If things pan out well for Aston Martin, we may have a very different automaker in the next few decades than the one we see now. As we've recently found, Aston Martin is planning on diversifying its portfolio by stacking it full of grand touring coupes, supercars, hypercars, SUVs, and even a handful of Bentley-beating luxury sedans. These plans haven't changed, but what has is the how CEO Andy Palmer intends to do the branding for the Aston Martin luxury sedan of the future.
Speaking with Car and Driver, Palmer mentioned that Aston Martin's hugely expensive and little-known million dollar luxury sedan, the Lagonda Taraf, could see its name be borne by future luxury sedans from the British automaker. The current ultra-limited sedan of the same name was brought back out of Aston Martin's history books after the brand, which used to build luxurious four-door sedans before its death in 1964, was axed. The name came back to life for an Aston Martin-branded sedan in 1976 and was later killed off again, only to be revived in its current rendition in 2014. If it comes back a fourth time, it would spawn a new range housing a number of luxury sedan models
"At the moment, I assume two cars. It could be one, it could be three—that will come out in the business case—but two is the most likely," claims Palmer. These would be aimed straight at Bentley, Rolls-Royce, and Maybach's sedans and appeal to those seeking stylish luxury limousines for their chauffeurs to drive them around in. As with Aston Martin's proposed supercars, these plans are nothing but words outlining Palmer's dreams for the company and no cars are being planned yet, but according to our rough outline of Aston Martin's four year plan, such vehicles could be in the drawing books within the next few years depending on how the automaker's latest range of cars sells.

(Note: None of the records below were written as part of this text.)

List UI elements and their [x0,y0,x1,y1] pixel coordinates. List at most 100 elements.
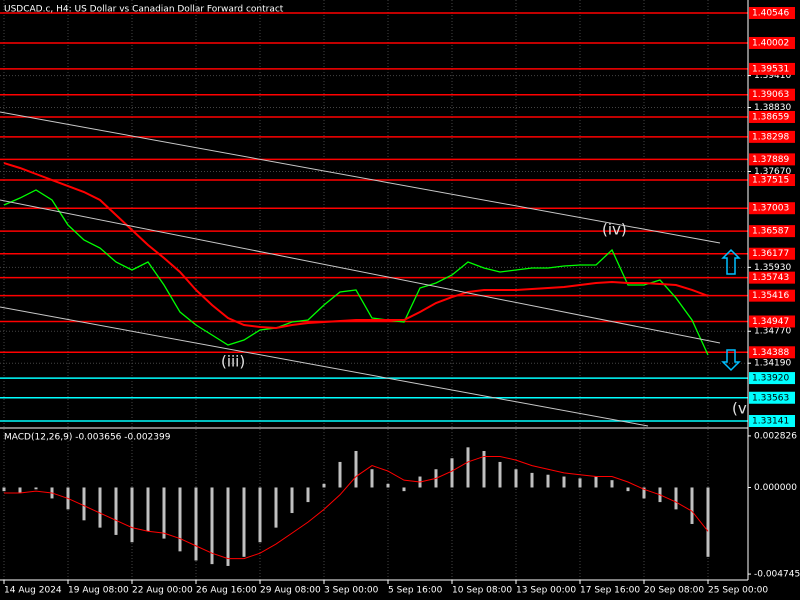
channel-line [0,306,649,427]
price-level-box [749,225,795,238]
price-level-label: 1.37515 [752,176,789,186]
y-tick-label: 1.38830 [754,103,791,113]
macd-bar [194,487,198,561]
price-level-box [749,62,795,75]
price-level-box [749,36,795,49]
price-level-label: 1.35743 [752,273,789,283]
macd-bar [466,447,470,488]
price-level-box [749,110,795,123]
down-arrow [721,349,741,372]
macd-bar [674,487,678,510]
macd-bar [498,461,502,488]
wave-label: (iv) [602,221,627,239]
macd-bar [578,478,582,488]
price-level-label: 1.39063 [752,90,789,100]
price-level-label: 1.33141 [752,417,789,427]
price-level-label: 1.33563 [752,393,789,403]
macd-bar [162,487,166,539]
macd-bar [226,487,230,566]
wave-label: (v [732,400,747,418]
macd-bar [514,469,518,488]
x-tick-label: 19 Aug 08:00 [68,586,129,596]
x-tick-label: 13 Sep 00:00 [516,586,576,596]
chart-title: USDCAD.c, H4: US Dollar vs Canadian Doll… [4,5,284,15]
macd-bar [450,458,454,488]
x-tick-label: 25 Sep 00:00 [708,586,768,596]
price-level-box [749,372,795,385]
moving-average [3,162,709,330]
macd-bar [562,476,566,488]
y-tick-label: -0.004745 [754,570,800,580]
macd-bar [274,487,278,528]
x-tick-label: 29 Aug 08:00 [260,586,321,596]
price-level-box [749,174,795,187]
price-level-label: 1.34388 [752,348,789,358]
macd-bar [338,461,342,488]
price-level-box [749,130,795,143]
macd-bar [354,450,358,488]
channel-line [0,111,721,244]
y-tick-label: 0.000000 [754,483,797,493]
price-level-box [749,202,795,215]
macd-bar [146,487,150,532]
macd-bar [178,487,182,552]
macd-bar [2,487,6,492]
macd-bar [690,487,694,524]
macd-bar [610,480,614,488]
price-level-box [749,271,795,284]
macd-bar [98,487,102,528]
x-tick-label: 14 Aug 2024 [4,586,62,596]
x-tick-label: 22 Aug 00:00 [132,586,193,596]
macd-bar [594,476,598,488]
price-level-label: 1.40002 [752,38,789,48]
macd-bar [322,483,326,488]
price-level-label: 1.34947 [752,317,789,327]
macd-bar [18,487,22,493]
macd-bar [210,487,214,565]
macd-title: MACD(12,26,9) -0.003656 -0.002399 [4,433,171,443]
macd-bar [642,487,646,499]
price-level-label: 1.37003 [752,204,789,214]
macd-bar [114,487,118,535]
price-line [3,189,709,356]
price-level-box [749,247,795,260]
macd-bar [386,483,390,488]
x-tick-label: 20 Sep 08:00 [644,586,704,596]
price-level-box [749,153,795,166]
y-tick-label: 1.39410 [754,71,791,81]
price-level-label: 1.38659 [752,112,789,122]
price-level-box [749,415,795,428]
price-level-label: 1.36177 [752,249,789,259]
price-level-label: 1.35416 [752,291,789,301]
macd-bar [370,469,374,488]
y-tick-label: 1.35930 [754,263,791,273]
signal-line [4,455,709,560]
macd-bar [546,474,550,488]
channel-line [0,199,721,344]
macd-bar [242,487,246,557]
y-tick-label: 0.002826 [754,431,797,441]
up-arrow [721,248,741,275]
macd-bar [402,487,406,492]
macd-bar [706,487,710,557]
macd-bar [82,487,86,521]
price-level-box [749,88,795,101]
wave-label: (iii) [221,353,245,371]
x-tick-label: 26 Aug 16:00 [196,586,257,596]
price-level-label: 1.40546 [752,9,789,19]
price-level-box [749,391,795,404]
macd-bar [130,487,134,543]
y-tick-label: 1.37670 [754,167,791,177]
y-tick-label: 1.34190 [754,359,791,369]
price-level-box [749,289,795,302]
x-tick-label: 17 Sep 16:00 [580,586,640,596]
y-tick-label: 1.34770 [754,327,791,337]
macd-bar [34,487,38,490]
price-level-box [749,346,795,359]
macd-bar [482,450,486,488]
x-tick-label: 3 Sep 00:00 [324,586,379,596]
macd-bar [258,487,262,543]
x-tick-label: 10 Sep 08:00 [452,586,512,596]
layout [0,0,749,581]
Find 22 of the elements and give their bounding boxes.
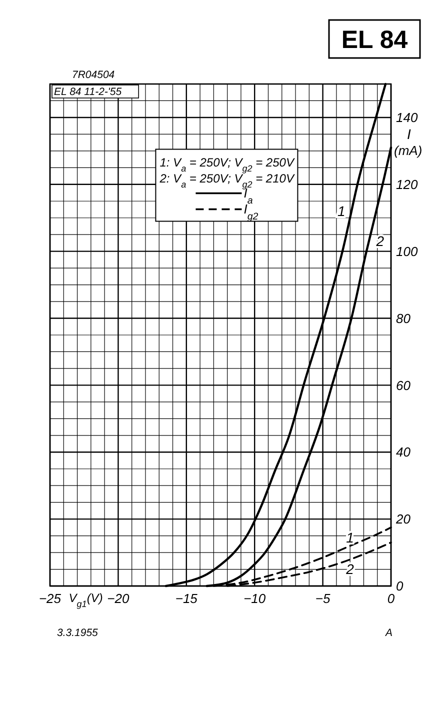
x-tick-label: −15 <box>175 591 198 606</box>
text: A <box>384 627 393 639</box>
y-tick-label: 140 <box>396 110 418 126</box>
y-tick-label: 20 <box>395 512 412 527</box>
text: 1: V$_{a}$ = 250V; V$_{g2}$ = 250V 2: V$_{a}$ = 250V; V$_{g2}$ = 210V <box>160 155 294 190</box>
text: 7R04504 <box>72 69 115 81</box>
text: 3.3.1955 <box>57 627 98 639</box>
y-tick-label: 40 <box>396 444 412 460</box>
x-tick-label: −10 <box>244 591 266 606</box>
chart-title: EL 84 <box>341 26 408 54</box>
x-axis-title: V$_{g1}$(V) <box>68 591 103 609</box>
y-tick-label: 120 <box>396 176 418 192</box>
x-tick-label: −20 <box>107 591 130 606</box>
x-tick-label: −25 <box>38 591 62 606</box>
y-tick-label: 100 <box>396 244 418 259</box>
x-tick-label: −5 <box>315 591 331 606</box>
annotation: 1 <box>338 203 346 220</box>
y-tick-label: 0 <box>396 578 404 594</box>
annotation: EL 84 11-2-'55 <box>54 86 122 98</box>
y-tick-label: 60 <box>396 378 412 393</box>
y-axis-title: I (mA) <box>394 126 422 158</box>
y-tick-label: 80 <box>396 310 412 326</box>
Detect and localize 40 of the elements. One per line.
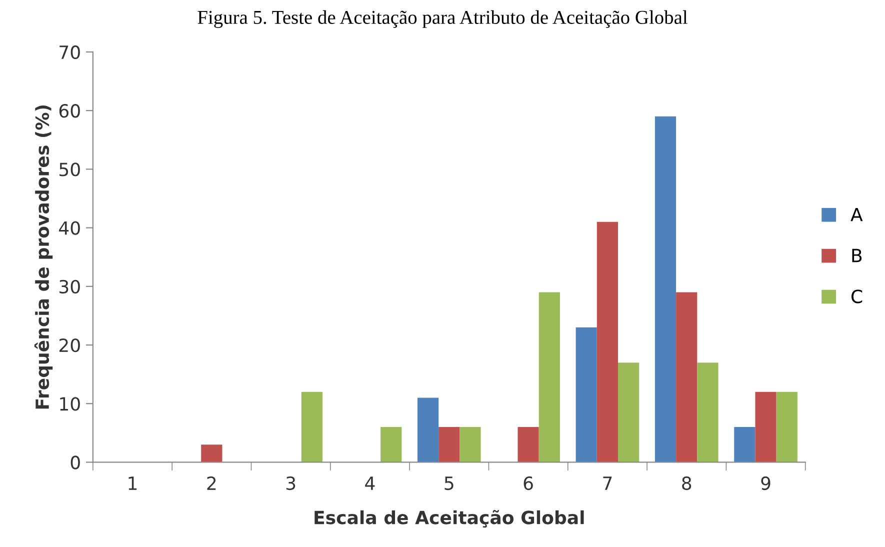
x-tick-label: 7 (603, 476, 612, 490)
bar (460, 427, 481, 462)
bar (734, 427, 756, 462)
bar (417, 398, 439, 462)
bar (538, 292, 560, 462)
bar (576, 327, 597, 462)
bar (755, 392, 776, 462)
bar (518, 427, 539, 462)
y-tick-label: 30 (60, 280, 80, 294)
bar (301, 392, 322, 462)
bar (676, 292, 698, 462)
bar (697, 362, 718, 462)
bar (654, 116, 676, 462)
x-tick-label: 2 (207, 476, 216, 490)
y-tick-label: 70 (60, 45, 80, 60)
y-tick-label: 0 (70, 456, 80, 470)
y-tick-label: 10 (60, 397, 80, 411)
y-tick-label: 40 (59, 221, 80, 235)
x-tick-label: 3 (286, 476, 296, 490)
chart-title: Figura 5. Teste de Aceitação para Atributo de Aceitação Global (198, 10, 688, 28)
y-tick-label: 60 (59, 104, 80, 118)
x-tick-label: 4 (365, 476, 375, 490)
bar (201, 444, 222, 462)
legend-label: B (852, 248, 862, 262)
bar (596, 222, 618, 462)
x-tick-label: 5 (444, 476, 454, 490)
bar (380, 427, 402, 462)
x-tick-label: 1 (128, 476, 137, 490)
y-tick-label: 20 (59, 338, 80, 352)
bar (776, 392, 798, 462)
y-tick-label: 50 (60, 162, 80, 176)
x-tick-label: 8 (682, 476, 692, 490)
legend-label: A (850, 208, 863, 222)
x-axis-title: Escala de Aceitação Global (314, 510, 584, 528)
y-axis-title: Frequência de provadores (%) (34, 105, 53, 409)
bar (618, 362, 640, 462)
x-tick-label: 6 (524, 476, 533, 490)
bar (438, 427, 460, 462)
x-tick-label: 9 (761, 476, 770, 490)
legend-label: C (852, 290, 862, 304)
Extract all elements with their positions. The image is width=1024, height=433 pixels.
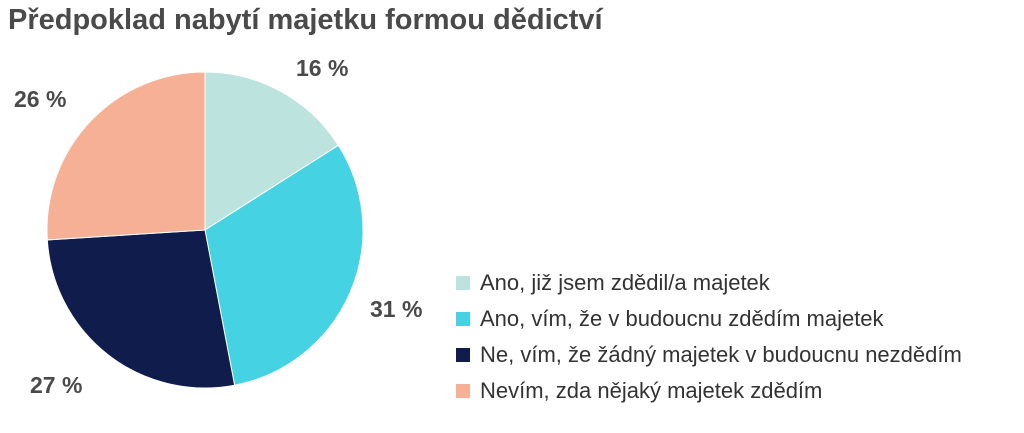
legend-swatch xyxy=(456,384,470,398)
slice-will-inherit xyxy=(204,144,364,386)
legend-item: Ano, vím, že v budoucnu zdědím majetek xyxy=(456,301,962,337)
legend-item: Ano, již jsem zdědil/a majetek xyxy=(456,265,962,301)
legend-label: Ano, vím, že v budoucnu zdědím majetek xyxy=(480,306,884,331)
legend-item: Ne, vím, že žádný majetek v budoucnu nez… xyxy=(456,337,962,373)
legend-swatch xyxy=(456,348,470,362)
legend-swatch xyxy=(456,276,470,290)
legend-label: Ne, vím, že žádný majetek v budoucnu nez… xyxy=(480,342,962,367)
legend-swatch xyxy=(456,312,470,326)
data-label: 27 % xyxy=(30,372,83,398)
legend-label: Nevím, zda nějaký majetek zdědím xyxy=(480,378,823,403)
data-label: 26 % xyxy=(14,86,67,112)
chart-title: Předpoklad nabytí majetku formou dědictv… xyxy=(8,4,603,36)
data-label: 31 % xyxy=(370,296,423,322)
slice-will-not-inherit xyxy=(46,229,236,389)
slice-dont-know xyxy=(46,71,206,241)
legend-label: Ano, již jsem zdědil/a majetek xyxy=(480,270,770,295)
data-label: 16 % xyxy=(296,55,349,81)
slice-already-inherited xyxy=(204,71,340,231)
legend-item: Nevím, zda nějaký majetek zdědím xyxy=(456,373,962,409)
legend: Ano, již jsem zdědil/a majetek Ano, vím,… xyxy=(456,265,962,409)
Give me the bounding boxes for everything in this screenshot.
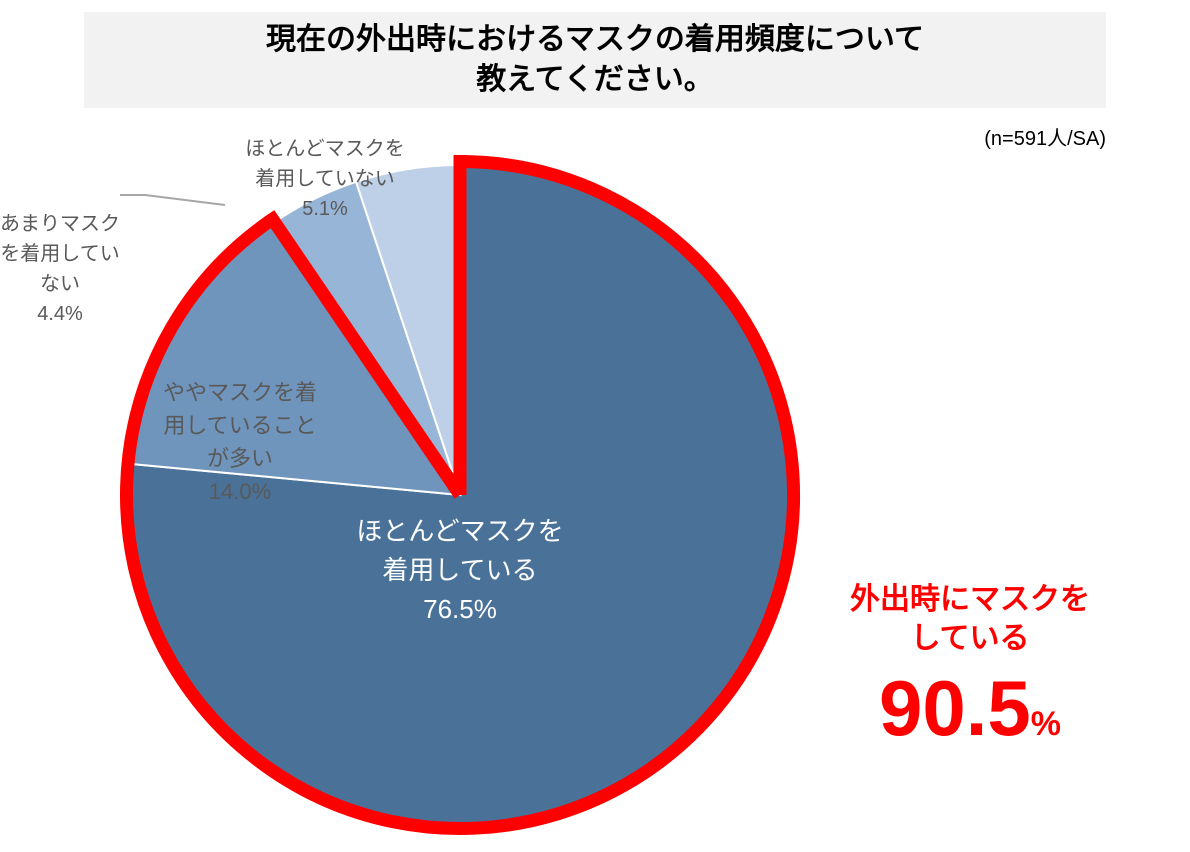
- slice-label-not_much_wearing: あまりマスクを着用していない4.4%: [0, 212, 120, 325]
- callout-percent-sign: %: [1031, 705, 1061, 743]
- leader-line-not_much_wearing: [120, 195, 225, 205]
- highlight-callout: 外出時にマスクを している 90.5%: [780, 580, 1160, 759]
- callout-big-number: 90.5: [879, 664, 1031, 752]
- callout-line2: している: [910, 622, 1029, 655]
- callout-line1: 外出時にマスクを: [850, 583, 1090, 616]
- callout-value: 90.5%: [780, 658, 1160, 759]
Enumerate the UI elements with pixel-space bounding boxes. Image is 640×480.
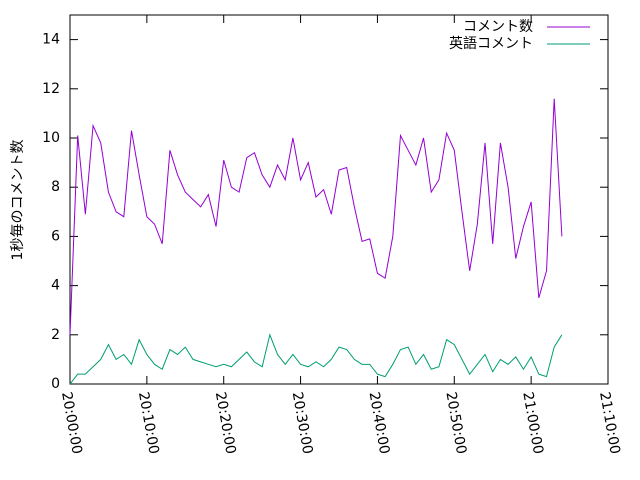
- legend-label: 英語コメント: [449, 35, 533, 52]
- x-tick-label: 20:00:00: [58, 391, 85, 456]
- x-tick-label: 20:10:00: [135, 391, 162, 456]
- x-tick-label: 21:10:00: [596, 391, 623, 456]
- x-tick-label: 20:30:00: [289, 391, 316, 456]
- y-tick-label: 2: [51, 327, 60, 343]
- y-tick-label: 12: [42, 81, 60, 97]
- y-tick-label: 10: [42, 130, 60, 146]
- y-axis-label: 1秒毎のコメント数: [10, 140, 26, 261]
- x-tick-label: 20:50:00: [442, 391, 469, 456]
- y-tick-label: 6: [51, 228, 60, 244]
- y-tick-label: 8: [51, 179, 60, 195]
- y-tick-label: 14: [42, 32, 60, 48]
- x-tick-label: 20:20:00: [212, 391, 239, 456]
- x-tick-label: 21:00:00: [519, 391, 546, 456]
- y-tick-label: 0: [51, 376, 60, 392]
- series-line: [69, 333, 563, 385]
- plot-border: [69, 14, 609, 385]
- x-tick-label: 20:40:00: [366, 391, 393, 456]
- y-tick-label: 4: [51, 278, 60, 294]
- legend-label: コメント数: [463, 19, 533, 35]
- series-line: [69, 98, 563, 335]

One thing Palmer made sure to mention was the possibility that the Lagonda range, as well as other future Astons, could soon see electrification including a powertrain borrowed from the DBX SUV. "Emissions is obviously something that matters in a part of the market where cars tend to spend lots of time in cities," said Palmer. "Obviously any range of cars could be different in their powertrains from an Aston Martin. Everything is on the table." Given the current Lagonda's exclusivity, the general automotive community was never able to get too well acquainted to the car, but hopefully future models will have any semblance of the DB11's sex appeal.